Finally, and very significantly, we have unveiled game-changing plans to make full expensing permanent. As the Chancellor set out yesterday, expensing aims to stimulate investment by giving larger companies £250,000 off their tax bill for every £1 million they invest. It was introduced, as hon. Members know, by the Chancellor in the spring and was set to last for three years, but it has been such a success, and the calls for it to continue have been so loud and clear that yesterday the Chancellor made it a permanent policy. This is the largest single tax cut in modern British history. It means that we now have not just the lowest headline corporation tax rate in the G7, but the most generous capital allowances too. That is hugely appealing to any business looking for a home in a global market.
The Office for Budget Responsibility tells us that this move alone will increase annual investment by around £3 billion a year, and by £14 billion over the forecast period. We are able to do this only because we have met our borrowing rules early, have more than halved inflation, and are seeing our debt go down every year.
Going back to the tax regime in general, one of the measures in the autumn statement—line 50 of table 5.1—was entitled “HMRC: Investment in Debt Management Capability”. According to the statement, investment of £160 million into the debt management facility of His Majesty’s Revenue and Customs will somehow unlock £1 billion a year in debt recovery. What is that investment, why was it not undertaken previously and how will it realise an extra £1 billion of income for HMRC?
HMRC has a responsibility to be understanding and compassionate when it comes to business difficulties, but if debts are owed to the taxpayer it is only right that we seek to return them. Many more businesses may have that difficulty because of difficulties in recent years, but if the hon. Member is implying that we should not chase debts owed to the taxpayer—
Perhaps we should have a conversation offline about that. I think it makes perfect sense to invest in reclaiming debt owed to the taxpayer.
I wish to turn now to another of my Department’s spending measures: the advanced manufacturing plan. The UK is a global advanced manufacturing hub. Recently—this is not a statistic that is often quoted in the media—we overtook France to become the world’s eighth-largest manufacturing nation. What is not to like about that? While we have a strong story to tell, there is fierce global competition. Already my Department has been instrumental in attracting significant global investment to our key future-leaning industries, including Tata’s £4 billion gigafactory and a £600 million investment to build the next generation of electric Minis.

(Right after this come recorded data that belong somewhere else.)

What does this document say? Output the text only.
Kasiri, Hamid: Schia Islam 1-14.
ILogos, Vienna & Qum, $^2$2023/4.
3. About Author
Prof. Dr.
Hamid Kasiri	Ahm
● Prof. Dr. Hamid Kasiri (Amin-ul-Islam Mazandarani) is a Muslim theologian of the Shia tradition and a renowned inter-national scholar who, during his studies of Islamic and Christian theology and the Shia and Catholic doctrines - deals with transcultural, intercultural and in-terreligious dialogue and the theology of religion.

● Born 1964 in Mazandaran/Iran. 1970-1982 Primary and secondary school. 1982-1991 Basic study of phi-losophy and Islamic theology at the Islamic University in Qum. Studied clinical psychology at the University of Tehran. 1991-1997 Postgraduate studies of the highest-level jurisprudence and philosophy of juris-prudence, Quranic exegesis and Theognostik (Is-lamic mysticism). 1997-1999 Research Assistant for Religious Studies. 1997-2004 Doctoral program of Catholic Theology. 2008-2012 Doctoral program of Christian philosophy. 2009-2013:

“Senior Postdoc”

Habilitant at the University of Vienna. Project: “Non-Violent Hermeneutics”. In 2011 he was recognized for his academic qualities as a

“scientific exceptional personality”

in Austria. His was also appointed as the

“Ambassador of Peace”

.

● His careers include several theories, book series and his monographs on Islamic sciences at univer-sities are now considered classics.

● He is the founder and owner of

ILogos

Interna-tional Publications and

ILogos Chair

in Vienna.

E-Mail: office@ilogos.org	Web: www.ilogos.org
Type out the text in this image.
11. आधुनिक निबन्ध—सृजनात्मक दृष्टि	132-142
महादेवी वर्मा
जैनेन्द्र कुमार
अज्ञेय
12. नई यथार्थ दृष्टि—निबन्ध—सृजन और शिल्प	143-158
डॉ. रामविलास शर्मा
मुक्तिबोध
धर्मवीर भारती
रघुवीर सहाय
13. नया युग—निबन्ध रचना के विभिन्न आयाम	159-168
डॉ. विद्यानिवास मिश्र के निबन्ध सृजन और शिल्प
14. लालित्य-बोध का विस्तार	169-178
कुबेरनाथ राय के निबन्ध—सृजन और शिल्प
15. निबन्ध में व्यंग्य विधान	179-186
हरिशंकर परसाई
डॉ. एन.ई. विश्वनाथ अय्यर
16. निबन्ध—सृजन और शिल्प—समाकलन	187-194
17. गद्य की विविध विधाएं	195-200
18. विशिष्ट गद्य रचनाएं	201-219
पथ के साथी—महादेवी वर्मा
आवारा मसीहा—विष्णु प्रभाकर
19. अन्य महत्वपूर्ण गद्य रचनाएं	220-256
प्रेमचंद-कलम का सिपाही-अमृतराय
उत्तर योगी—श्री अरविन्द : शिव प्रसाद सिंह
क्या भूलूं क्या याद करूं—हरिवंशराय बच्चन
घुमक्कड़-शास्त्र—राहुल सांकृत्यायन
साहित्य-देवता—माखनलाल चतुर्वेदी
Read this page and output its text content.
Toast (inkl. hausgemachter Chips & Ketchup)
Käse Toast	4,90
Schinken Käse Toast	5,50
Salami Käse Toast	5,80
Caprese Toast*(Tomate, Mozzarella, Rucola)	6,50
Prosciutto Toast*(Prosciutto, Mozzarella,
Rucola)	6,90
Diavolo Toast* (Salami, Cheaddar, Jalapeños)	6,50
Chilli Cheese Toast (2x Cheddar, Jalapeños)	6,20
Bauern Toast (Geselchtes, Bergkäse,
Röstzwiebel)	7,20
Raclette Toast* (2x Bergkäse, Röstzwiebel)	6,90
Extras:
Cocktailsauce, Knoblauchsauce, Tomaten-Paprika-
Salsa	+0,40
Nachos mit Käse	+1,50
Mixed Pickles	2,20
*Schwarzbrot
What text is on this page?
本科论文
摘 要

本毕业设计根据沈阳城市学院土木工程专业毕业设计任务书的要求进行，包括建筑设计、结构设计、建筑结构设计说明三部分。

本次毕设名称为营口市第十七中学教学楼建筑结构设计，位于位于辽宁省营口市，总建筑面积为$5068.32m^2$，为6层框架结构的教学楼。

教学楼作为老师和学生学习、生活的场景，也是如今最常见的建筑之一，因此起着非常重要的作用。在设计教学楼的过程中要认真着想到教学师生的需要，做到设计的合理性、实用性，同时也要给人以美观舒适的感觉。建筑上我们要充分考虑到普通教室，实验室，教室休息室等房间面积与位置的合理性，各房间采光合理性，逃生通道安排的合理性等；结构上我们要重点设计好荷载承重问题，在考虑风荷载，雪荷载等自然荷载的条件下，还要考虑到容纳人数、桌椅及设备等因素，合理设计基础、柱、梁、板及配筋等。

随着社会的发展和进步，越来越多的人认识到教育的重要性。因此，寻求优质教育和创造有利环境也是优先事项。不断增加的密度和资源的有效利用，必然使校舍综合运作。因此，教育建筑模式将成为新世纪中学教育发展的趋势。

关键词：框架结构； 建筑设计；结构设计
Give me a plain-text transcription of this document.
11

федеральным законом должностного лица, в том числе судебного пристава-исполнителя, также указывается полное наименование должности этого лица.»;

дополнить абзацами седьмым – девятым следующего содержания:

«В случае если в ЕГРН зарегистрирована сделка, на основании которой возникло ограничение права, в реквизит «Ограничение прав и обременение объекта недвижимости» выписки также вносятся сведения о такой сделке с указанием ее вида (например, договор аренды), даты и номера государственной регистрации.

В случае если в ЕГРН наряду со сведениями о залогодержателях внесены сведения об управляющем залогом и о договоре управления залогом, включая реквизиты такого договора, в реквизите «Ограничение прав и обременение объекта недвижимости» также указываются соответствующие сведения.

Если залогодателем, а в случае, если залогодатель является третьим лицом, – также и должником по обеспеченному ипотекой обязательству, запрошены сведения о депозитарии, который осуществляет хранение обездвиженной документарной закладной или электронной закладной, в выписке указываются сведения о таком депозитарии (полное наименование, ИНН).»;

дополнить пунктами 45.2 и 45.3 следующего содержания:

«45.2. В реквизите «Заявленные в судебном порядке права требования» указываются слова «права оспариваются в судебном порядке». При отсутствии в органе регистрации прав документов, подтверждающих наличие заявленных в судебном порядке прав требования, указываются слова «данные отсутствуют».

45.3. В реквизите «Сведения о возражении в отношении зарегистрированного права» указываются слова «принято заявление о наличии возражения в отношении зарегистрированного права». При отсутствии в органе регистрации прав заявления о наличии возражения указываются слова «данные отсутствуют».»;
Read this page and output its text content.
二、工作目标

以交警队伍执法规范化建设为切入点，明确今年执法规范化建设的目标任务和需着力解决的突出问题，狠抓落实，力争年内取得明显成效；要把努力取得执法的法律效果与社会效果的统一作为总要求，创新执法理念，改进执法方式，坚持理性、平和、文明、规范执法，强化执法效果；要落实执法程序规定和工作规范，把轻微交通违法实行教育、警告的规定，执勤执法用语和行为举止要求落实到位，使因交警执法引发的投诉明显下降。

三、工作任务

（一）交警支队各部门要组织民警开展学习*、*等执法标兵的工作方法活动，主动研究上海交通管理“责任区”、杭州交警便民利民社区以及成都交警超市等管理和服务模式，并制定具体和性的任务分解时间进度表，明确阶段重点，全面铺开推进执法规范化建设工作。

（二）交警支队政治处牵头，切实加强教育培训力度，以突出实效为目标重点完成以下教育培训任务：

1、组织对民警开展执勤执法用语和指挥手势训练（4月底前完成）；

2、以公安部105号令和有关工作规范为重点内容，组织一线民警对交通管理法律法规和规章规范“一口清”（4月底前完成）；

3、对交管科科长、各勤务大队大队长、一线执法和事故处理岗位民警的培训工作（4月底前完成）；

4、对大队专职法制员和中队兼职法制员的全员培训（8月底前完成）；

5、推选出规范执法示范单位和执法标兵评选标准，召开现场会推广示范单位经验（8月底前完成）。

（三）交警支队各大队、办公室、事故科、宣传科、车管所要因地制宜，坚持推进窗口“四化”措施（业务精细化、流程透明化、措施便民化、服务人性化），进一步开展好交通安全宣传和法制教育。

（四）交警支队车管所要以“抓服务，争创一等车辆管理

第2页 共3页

Our £4.5 billion advanced manufacturing plan will help to safeguard the sector’s future and seal our reputation as the best place to start and grow a manufacturing business and to invest in this industry. It includes over £2 billion for the automotive industry—the single biggest Government investment ever in the UK sector—alongside £975 million for aerospace and £960 million for a green industries growth accelerator to support clean energy manufacturing. In short, the plan will ensure that our manufacturing success story can begin its most exciting chapter yet.
This is a Government who know business. We are for business because we are from business. This is a Government who believe in business. This is a Government who back business. Our autumn statement could not be a clearer illustration of those facts. Have no doubt that it will provide our most promising companies with the capital, certainty and support that they need to thrive long into the future. That is why I commend its measures to the House.
I call the shadow Secretary of State.
Unsurprisingly, I agree with part of what the hon. Member said. We could have a lengthy and robust debate on the weaknesses of Conservative Governments in the 1980s and the consequences of their short-term decisions. I would—
I would simply say to SNP colleagues that their own independence White Paper made the fair case for a UK-wide energy market. That is because, as in many areas of policy, a UK-wide energy market is the best way to deliver for my constituents in England and for the constituents of the hon. Member for Kilmarnock and Loudoun (Alan Brown) in Scotland. That is a reality that I think SNP colleagues do not accept.
I think the Minister would like a second bite, so let us bring him in to see what he has to say.
On the point about industrial strategy, can the hon. Gentleman answer a simple question with a yes or no? Will he reinstate the plans for HS2?
I think this is my first opportunity to welcome the hon. Member for Slough (Mr Dhesi) to his position, and I wish him well in it, but obviously not too well.
I pay tribute to the Under-Secretary of State for Business and Trade, my hon. Friend the Member for Thirsk and Malton (Kevin Hollinrake), who opened this debate brilliantly. He is someone who knows business because he comes from business. I also want to thank all right hon. and hon. Members from across the House who have spoken for their very detailed and thoughtful contributions, and I will try to respond to as many points as I can.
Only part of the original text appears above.